Hacker News new | ask | show | jobs
by JustUhThought 3558 days ago
No doubt. Where does the assumption come from that banks aren't aware of this market. And how on earth does one compare near lawlessness of Facebook with the most heavily regulated sector of banking. Lastly, is the author completely unaware that not all business models try to maximize "eyeballs", or customers and that some attempt simply to maximixe revenue or profit.
1 comments

Great critiques! Please understand that when you write a pitch the tone has to be a bit assertive. It wasn't meant to be insulting but rather invigorating. However I apologize for any offence if might have caused. We didn't mean any of it.

Having said that you raise many important points. Let me try to respond to them

>Where does the assumption come from that banks aren't aware of this market.

I'll concede that they probably are aware of this market.

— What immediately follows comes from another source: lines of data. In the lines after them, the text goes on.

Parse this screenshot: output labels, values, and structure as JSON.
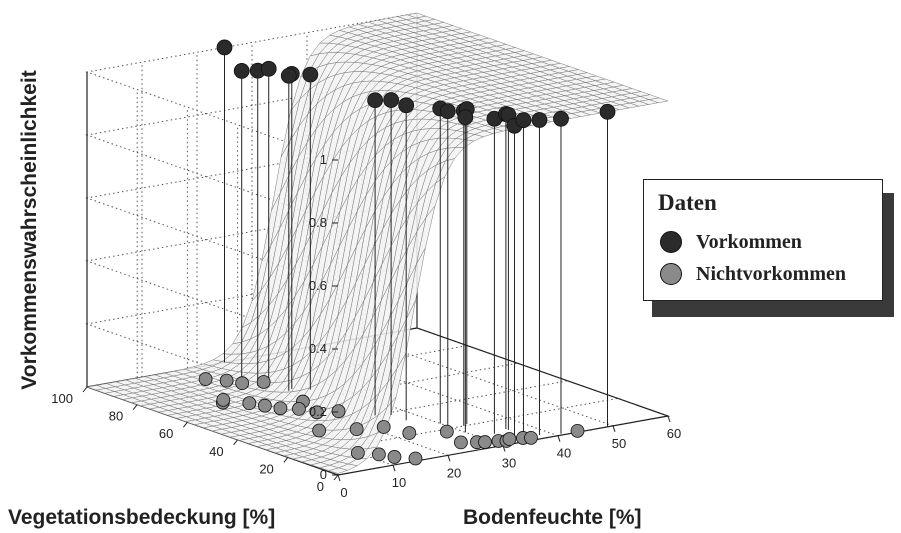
{
  "chart_data": {
    "type": "surface3d",
    "zlabel": "Vorkommenswahrscheinlichkeit",
    "xlabel": "Vegetationsbedeckung [%]",
    "ylabel": "Bodenfeuchte [%]",
    "x_range": [
      0,
      100
    ],
    "y_range": [
      0,
      60
    ],
    "z_range": [
      0,
      1
    ],
    "x_ticks": [
      "0",
      "20",
      "40",
      "60",
      "80",
      "100"
    ],
    "y_ticks": [
      "0",
      "10",
      "20",
      "30",
      "40",
      "50",
      "60"
    ],
    "z_ticks": [
      "0",
      "0.2",
      "0.4",
      "0.6",
      "0.8",
      "1"
    ],
    "grid": true,
    "legend": {
      "title": "Daten",
      "placement": "right",
      "entries": [
        "Vorkommen",
        "Nichtvorkommen"
      ]
    },
    "series": [
      {
        "name": "Vorkommen",
        "color": "#2b2b2b",
        "points": [
          [
            100,
            25,
            1
          ],
          [
            78,
            21,
            1
          ],
          [
            78,
            23,
            1
          ],
          [
            68,
            26,
            1
          ],
          [
            71,
            24,
            1
          ],
          [
            70,
            23,
            1
          ],
          [
            80,
            19,
            1
          ],
          [
            40,
            25,
            1
          ],
          [
            38,
            27,
            1
          ],
          [
            32,
            27,
            1
          ],
          [
            25,
            30,
            1
          ],
          [
            22,
            30,
            1
          ],
          [
            20,
            32,
            1
          ],
          [
            21,
            33,
            1
          ],
          [
            15,
            30,
            1
          ],
          [
            10,
            33,
            1
          ],
          [
            12,
            36,
            1
          ],
          [
            11,
            36,
            1
          ],
          [
            2,
            33,
            1
          ],
          [
            5,
            36,
            1
          ],
          [
            3,
            38,
            1
          ],
          [
            1,
            41,
            1
          ],
          [
            0,
            49,
            1
          ]
        ]
      },
      {
        "name": "Nichtvorkommen",
        "color": "#8a8a8a",
        "points": [
          [
            90,
            17,
            0
          ],
          [
            86,
            19,
            0
          ],
          [
            82,
            20,
            0
          ],
          [
            80,
            23,
            0
          ],
          [
            70,
            11,
            0
          ],
          [
            72,
            12,
            0
          ],
          [
            66,
            14,
            0
          ],
          [
            62,
            15,
            0
          ],
          [
            58,
            16,
            0
          ],
          [
            60,
            21,
            0
          ],
          [
            55,
            18,
            0
          ],
          [
            50,
            19,
            0
          ],
          [
            48,
            22,
            0
          ],
          [
            36,
            13,
            0
          ],
          [
            32,
            18,
            0
          ],
          [
            30,
            22,
            0
          ],
          [
            22,
            23,
            0
          ],
          [
            14,
            10,
            0
          ],
          [
            10,
            12,
            0
          ],
          [
            6,
            13,
            0
          ],
          [
            2,
            15,
            0
          ],
          [
            8,
            26,
            0
          ],
          [
            6,
            28,
            0
          ],
          [
            5,
            29,
            0
          ],
          [
            4,
            31,
            0
          ],
          [
            3,
            32,
            0
          ],
          [
            4,
            33,
            0
          ],
          [
            3,
            35,
            0
          ],
          [
            2,
            36,
            0
          ],
          [
            1,
            44,
            0
          ],
          [
            18,
            28,
            0
          ]
        ]
      }
    ]
  }
}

Now we want to build a service that caters to this market. And in the process make a profit for everyone involved. We know that there are businesses like revolut that have proven a part of this concept. We want to take it further.

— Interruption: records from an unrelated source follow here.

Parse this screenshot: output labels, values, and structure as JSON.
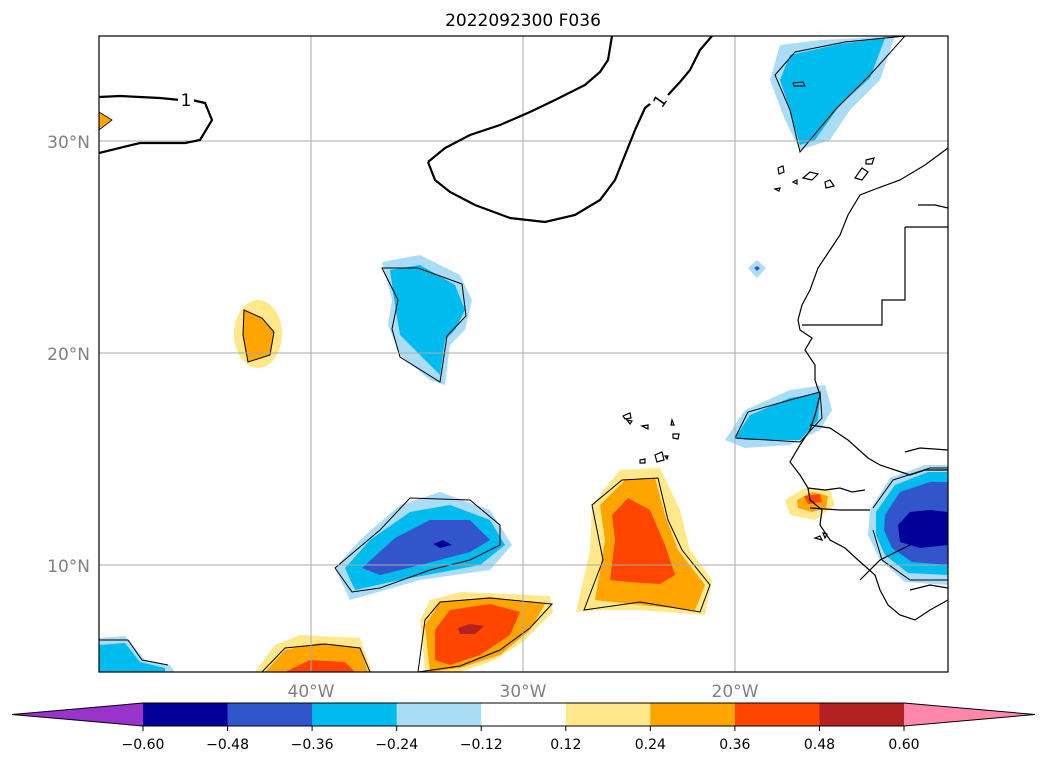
{
  "title": "2022092300 F036",
  "latitude_labels": [
    "30°N",
    "20°N",
    "10°N"
  ],
  "longitude_labels": [
    "40°W",
    "30°W",
    "20°W"
  ],
  "contour_label": "1",
  "colorbar": {
    "ticks": [
      "−0.60",
      "−0.48",
      "−0.36",
      "−0.24",
      "−0.12",
      "0.12",
      "0.24",
      "0.36",
      "0.48",
      "0.60"
    ],
    "colors": [
      "#9933cc",
      "#000099",
      "#3355cc",
      "#00bbee",
      "#aaddf5",
      "#ffffff",
      "#ffe88a",
      "#ffa500",
      "#ff4500",
      "#b22222",
      "#ff88aa"
    ]
  }
}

If the market has been observed, services have been shown to be deficient and the concept proposed has been shown to be working then it should be smooth sailing.

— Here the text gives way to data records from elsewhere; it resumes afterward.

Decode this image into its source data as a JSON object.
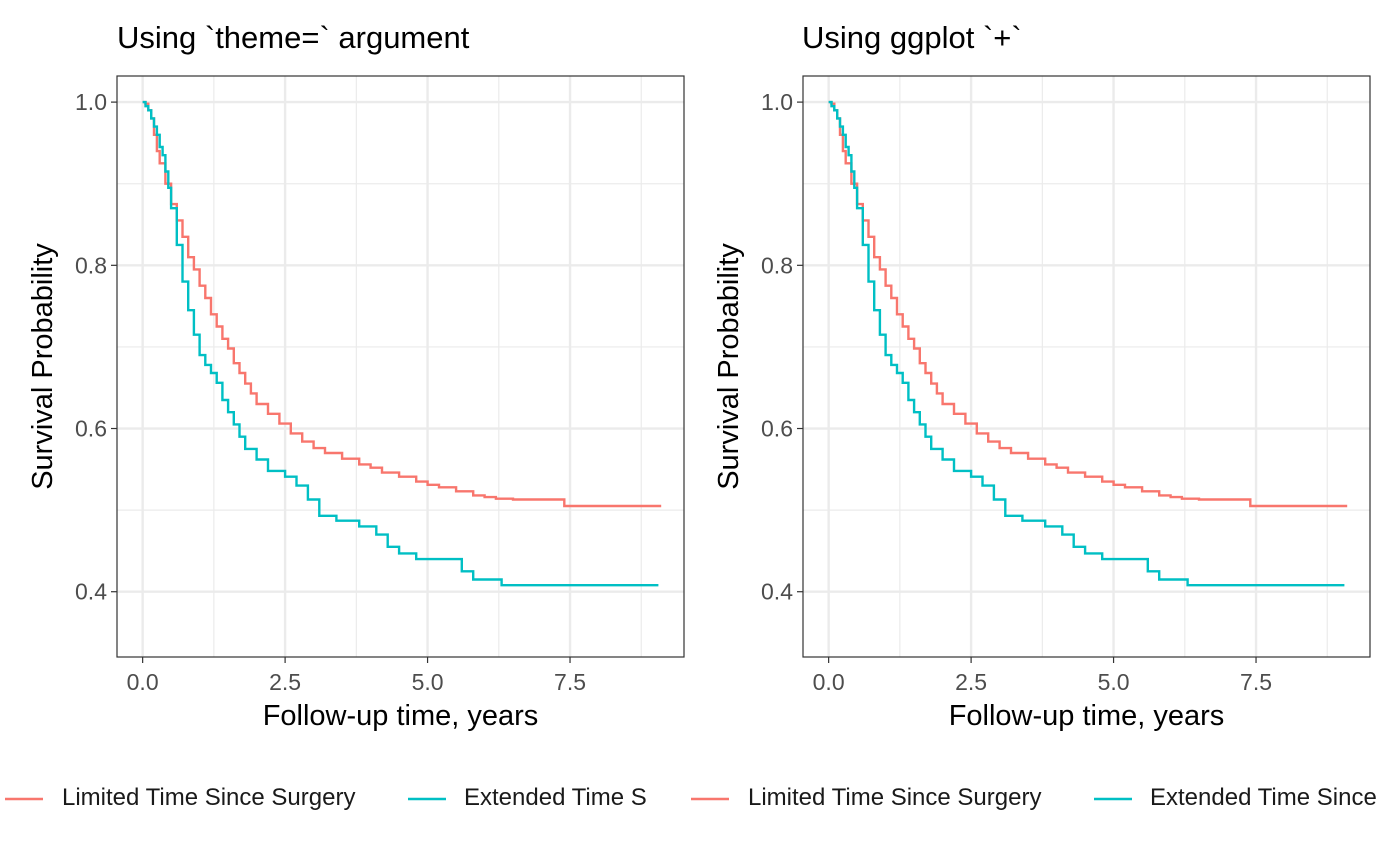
{
  "colors": {
    "limited": "#F8766D",
    "extended": "#00BFC4"
  },
  "chart_data": [
    {
      "type": "line",
      "title": "Using `theme=` argument",
      "xlabel": "Follow-up time, years",
      "ylabel": "Survival Probability",
      "xlim": [
        -0.45,
        9.5
      ],
      "ylim": [
        0.32,
        1.032
      ],
      "xticks": [
        0,
        2.5,
        5,
        7.5
      ],
      "xtick_labels": [
        "0.0",
        "2.5",
        "5.0",
        "7.5"
      ],
      "yticks": [
        0.4,
        0.6,
        0.8,
        1.0
      ],
      "ytick_labels": [
        "0.4",
        "0.6",
        "0.8",
        "1.0"
      ],
      "grid": true,
      "legend_position": "bottom",
      "series": [
        {
          "name": "Limited Time Since Surgery",
          "color_key": "limited",
          "x": [
            0,
            0.05,
            0.1,
            0.15,
            0.2,
            0.25,
            0.3,
            0.4,
            0.5,
            0.6,
            0.7,
            0.8,
            0.9,
            1.0,
            1.1,
            1.2,
            1.3,
            1.4,
            1.5,
            1.6,
            1.7,
            1.8,
            1.9,
            2.0,
            2.2,
            2.4,
            2.6,
            2.8,
            3.0,
            3.2,
            3.5,
            3.8,
            4.0,
            4.2,
            4.5,
            4.8,
            5.0,
            5.2,
            5.5,
            5.8,
            6.0,
            6.2,
            6.5,
            7.0,
            7.3,
            7.4,
            8.0,
            9.1
          ],
          "y": [
            1.0,
            0.998,
            0.99,
            0.98,
            0.96,
            0.94,
            0.925,
            0.9,
            0.875,
            0.855,
            0.835,
            0.81,
            0.795,
            0.775,
            0.76,
            0.74,
            0.725,
            0.71,
            0.698,
            0.68,
            0.668,
            0.655,
            0.643,
            0.63,
            0.618,
            0.606,
            0.594,
            0.584,
            0.576,
            0.57,
            0.563,
            0.556,
            0.552,
            0.546,
            0.541,
            0.535,
            0.531,
            0.528,
            0.523,
            0.518,
            0.516,
            0.514,
            0.513,
            0.513,
            0.513,
            0.505,
            0.505,
            0.505
          ]
        },
        {
          "name": "Extended Time Since Surgery",
          "color_key": "extended",
          "x": [
            0,
            0.05,
            0.1,
            0.15,
            0.2,
            0.25,
            0.3,
            0.35,
            0.4,
            0.45,
            0.5,
            0.6,
            0.7,
            0.8,
            0.9,
            1.0,
            1.1,
            1.2,
            1.3,
            1.4,
            1.5,
            1.6,
            1.7,
            1.8,
            2.0,
            2.2,
            2.5,
            2.7,
            2.9,
            3.1,
            3.4,
            3.8,
            4.1,
            4.3,
            4.5,
            4.8,
            5.0,
            5.5,
            5.6,
            5.8,
            6.0,
            6.2,
            6.3,
            7.0,
            8.0,
            9.05
          ],
          "y": [
            1.0,
            0.995,
            0.99,
            0.98,
            0.97,
            0.96,
            0.945,
            0.935,
            0.915,
            0.895,
            0.87,
            0.825,
            0.78,
            0.745,
            0.715,
            0.69,
            0.678,
            0.668,
            0.656,
            0.635,
            0.62,
            0.605,
            0.59,
            0.575,
            0.562,
            0.548,
            0.541,
            0.53,
            0.513,
            0.493,
            0.487,
            0.48,
            0.47,
            0.455,
            0.447,
            0.44,
            0.44,
            0.44,
            0.425,
            0.415,
            0.415,
            0.415,
            0.408,
            0.408,
            0.408,
            0.408
          ]
        }
      ]
    },
    {
      "type": "line",
      "title": "Using ggplot `+`",
      "xlabel": "Follow-up time, years",
      "ylabel": "Survival Probability",
      "xlim": [
        -0.45,
        9.5
      ],
      "ylim": [
        0.32,
        1.032
      ],
      "xticks": [
        0,
        2.5,
        5,
        7.5
      ],
      "xtick_labels": [
        "0.0",
        "2.5",
        "5.0",
        "7.5"
      ],
      "yticks": [
        0.4,
        0.6,
        0.8,
        1.0
      ],
      "ytick_labels": [
        "0.4",
        "0.6",
        "0.8",
        "1.0"
      ],
      "grid": true,
      "legend_position": "bottom",
      "series": [
        {
          "name": "Limited Time Since Surgery",
          "color_key": "limited",
          "x": [
            0,
            0.05,
            0.1,
            0.15,
            0.2,
            0.25,
            0.3,
            0.4,
            0.5,
            0.6,
            0.7,
            0.8,
            0.9,
            1.0,
            1.1,
            1.2,
            1.3,
            1.4,
            1.5,
            1.6,
            1.7,
            1.8,
            1.9,
            2.0,
            2.2,
            2.4,
            2.6,
            2.8,
            3.0,
            3.2,
            3.5,
            3.8,
            4.0,
            4.2,
            4.5,
            4.8,
            5.0,
            5.2,
            5.5,
            5.8,
            6.0,
            6.2,
            6.5,
            7.0,
            7.3,
            7.4,
            8.0,
            9.1
          ],
          "y": [
            1.0,
            0.998,
            0.99,
            0.98,
            0.96,
            0.94,
            0.925,
            0.9,
            0.875,
            0.855,
            0.835,
            0.81,
            0.795,
            0.775,
            0.76,
            0.74,
            0.725,
            0.71,
            0.698,
            0.68,
            0.668,
            0.655,
            0.643,
            0.63,
            0.618,
            0.606,
            0.594,
            0.584,
            0.576,
            0.57,
            0.563,
            0.556,
            0.552,
            0.546,
            0.541,
            0.535,
            0.531,
            0.528,
            0.523,
            0.518,
            0.516,
            0.514,
            0.513,
            0.513,
            0.513,
            0.505,
            0.505,
            0.505
          ]
        },
        {
          "name": "Extended Time Since Surgery",
          "color_key": "extended",
          "x": [
            0,
            0.05,
            0.1,
            0.15,
            0.2,
            0.25,
            0.3,
            0.35,
            0.4,
            0.45,
            0.5,
            0.6,
            0.7,
            0.8,
            0.9,
            1.0,
            1.1,
            1.2,
            1.3,
            1.4,
            1.5,
            1.6,
            1.7,
            1.8,
            2.0,
            2.2,
            2.5,
            2.7,
            2.9,
            3.1,
            3.4,
            3.8,
            4.1,
            4.3,
            4.5,
            4.8,
            5.0,
            5.5,
            5.6,
            5.8,
            6.0,
            6.2,
            6.3,
            7.0,
            8.0,
            9.05
          ],
          "y": [
            1.0,
            0.995,
            0.99,
            0.98,
            0.97,
            0.96,
            0.945,
            0.935,
            0.915,
            0.895,
            0.87,
            0.825,
            0.78,
            0.745,
            0.715,
            0.69,
            0.678,
            0.668,
            0.656,
            0.635,
            0.62,
            0.605,
            0.59,
            0.575,
            0.562,
            0.548,
            0.541,
            0.53,
            0.513,
            0.493,
            0.487,
            0.48,
            0.47,
            0.455,
            0.447,
            0.44,
            0.44,
            0.44,
            0.425,
            0.415,
            0.415,
            0.415,
            0.408,
            0.408,
            0.408,
            0.408
          ]
        }
      ]
    }
  ],
  "legends": [
    {
      "entries": [
        "Limited Time Since Surgery",
        "Extended Time S"
      ]
    },
    {
      "entries": [
        "Limited Time Since Surgery",
        "Extended Time Since"
      ]
    }
  ]
}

>"not all business models try to maximize "eyeballs", or customers and that some attempt simply to maximixe revenue or profit"

There may be some business that don't try to maximize eyeballs or customers. But banks are not one of them for sure. If you look at the history of original credit cards they were made popular by

>"mass mailing of unsolicited credit cards (actual working cards, not mere applications) to a large population.[1]

It has also been my personal observation that banks put on large advertisements to attract new customers based on attributes like interest rates and after a certain period of time these attributes get constant across banks. We are suggesting that it could be beneficial in the long run to look for a different set of customers.

>And how on earth does one compare near lawlessness of Facebook with the most heavily regulated sector of banking

But we didn't suggest any lawlessness!

[1]https://en.wikipedia.org/wiki/Visa_Inc.#History

The credit card model is a major departure from classical banking, so I wouldn't consider it a valid counter argument here. And besides, credit cards aren't about maximizing eyeballs, they are about maximizing fees and revenue. And I wasn't suggesting you were advocating lawlessness, I was suggesting you were comparing apples to oranges. Facebook and banking are based on totally different business models.

Banking, proper, retail custmers, includes merchant banks, investment banks, money markets, M&A, public markets debt and equity, and such. The piece seemed to boil it down to retail banking.

Point taken, though I disagree with your assertions that credit cards don't have much to do with classical banking and that they are not about promotion.

It's also true that banking services are entirely different from facebook. But the goals are similar.

I guess one way to restate my opinion in a couple of lines would be

There are markets and customers that are not immediately in the operational radius of a local bank. Any bank that can create offerings that would appeal to such markets would stand to gain profit.